Am I Vulnerable To Insufficient Transport Layer Protection?

The best way to find out if an application has sufficient transport layer protection is to look at the application traffic through a proxy. Find the answers to the following questions:

  1. Are all connections, not just ones to servers you own, properly encrypted?
  2. Are the SSL certificates in date?
  3. Are the SSL certificates self signed?
  4. Does the SSL use high enough cipher strengths?
  5. Will your application accept user accepted certificates as authorities?
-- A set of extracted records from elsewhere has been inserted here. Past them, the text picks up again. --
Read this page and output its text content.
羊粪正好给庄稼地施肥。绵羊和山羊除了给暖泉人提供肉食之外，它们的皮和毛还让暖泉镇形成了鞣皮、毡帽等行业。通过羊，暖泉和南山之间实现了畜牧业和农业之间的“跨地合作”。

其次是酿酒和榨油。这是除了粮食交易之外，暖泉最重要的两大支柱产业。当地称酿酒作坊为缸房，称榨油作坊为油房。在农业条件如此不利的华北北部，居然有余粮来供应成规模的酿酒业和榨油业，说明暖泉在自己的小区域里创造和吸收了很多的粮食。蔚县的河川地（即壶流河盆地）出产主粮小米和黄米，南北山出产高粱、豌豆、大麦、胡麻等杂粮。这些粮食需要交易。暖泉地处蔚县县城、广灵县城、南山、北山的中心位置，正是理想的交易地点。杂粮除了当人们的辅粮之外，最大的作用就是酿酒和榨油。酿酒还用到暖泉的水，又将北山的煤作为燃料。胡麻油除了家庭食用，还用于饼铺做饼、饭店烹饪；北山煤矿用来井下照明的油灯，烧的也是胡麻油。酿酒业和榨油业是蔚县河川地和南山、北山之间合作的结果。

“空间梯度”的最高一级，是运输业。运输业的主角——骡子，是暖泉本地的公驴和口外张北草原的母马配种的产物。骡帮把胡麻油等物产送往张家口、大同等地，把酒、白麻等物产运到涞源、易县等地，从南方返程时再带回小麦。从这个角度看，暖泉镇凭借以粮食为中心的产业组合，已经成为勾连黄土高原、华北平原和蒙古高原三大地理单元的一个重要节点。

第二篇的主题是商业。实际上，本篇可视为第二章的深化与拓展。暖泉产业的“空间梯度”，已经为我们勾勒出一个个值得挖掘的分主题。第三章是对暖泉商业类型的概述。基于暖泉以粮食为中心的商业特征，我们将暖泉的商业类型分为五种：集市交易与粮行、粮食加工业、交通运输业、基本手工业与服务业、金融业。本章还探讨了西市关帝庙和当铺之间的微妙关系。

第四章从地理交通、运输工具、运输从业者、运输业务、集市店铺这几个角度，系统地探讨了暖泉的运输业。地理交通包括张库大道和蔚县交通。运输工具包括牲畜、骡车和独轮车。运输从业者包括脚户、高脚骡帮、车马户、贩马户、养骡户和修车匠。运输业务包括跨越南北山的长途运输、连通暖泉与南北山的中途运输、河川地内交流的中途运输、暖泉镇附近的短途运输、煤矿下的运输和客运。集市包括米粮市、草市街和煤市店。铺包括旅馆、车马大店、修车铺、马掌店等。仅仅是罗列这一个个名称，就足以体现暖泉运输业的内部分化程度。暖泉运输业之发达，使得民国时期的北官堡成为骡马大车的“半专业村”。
How Do I Prevent Insufficient Transport Layer Protection?

General Best Practices:

  • Assume that the network layer is not secure and may potentially be hostile and eavesdropping.
  • Enforce the use of SSL/TLS for all transport channels in which sensitive information, session tokens, or other sensitive data is going to be communicated to a backend API or web service.
  • Remember to account for outside entities like 3rd party analytics companies, social networks, etc, and use their SSL versions even when an application runs a routine via the browser/webkit. Mixed SSL sessions should be avoided and may expose the user’s session ID.
  • Use strong, industry standard encryption algorithms and appropriate key lengths.
  • Use certificates signed by a trusted CA provider.
  • Never allow self-signed certificates, and consider certificate pinning for security conscious applications.
  • Do not disable or ignore SSL chain verification.
  • Only establish a secure connection after verifying the identity of the endpoint server with trusted certificates in the key chain.
  • Alert users through the UI if an invalid certificate is detected.
  • Do not send sensitive data over alternate channels, such as SMS, MMS, or notifications.


iOS Specific Best Practices

Default classes in iOS handle SSL cipher strength and negotiation very well as of recent releases. The trouble comes when code is introduced to bypass these defaults to accommodate development hurdles. In addition to the above general practices:

  • Ensure that certificates are valid and fail closed.
  • When using CFNetwork, consider using the Secure Transport API to designate trusted client certificates. In almost all situations, NSStreamSocketSecurityLevelSSLv3 or NSStreamSocketSecurityLevelTLSv1 should be used for higher standard cipher strength.
  • After development ensure all NSURL calls (or wrappers of NSURL) do not allow self signed or invalid certificates such as the NSURL class method setAllowsAnyHTTPSCertificate.
  • Consider using certificate pinning by exporting your certificate, including it in your app bundle, and anchoring it for your trust object. Using the NSURL method connection:willSendRequestForAuthenticationChallenge: will now accept your cert.


Android Specific Best Practices

  • Remove all code after the development cycle that may allow the application to accept all certificates such as org.apache.http.conn.ssl.AllowAllHostnameVerifier or SSLSocketFactory.ALLOW_ALL_HOSTNAME_VERIFIER. This is equivalent to trusting all certificates.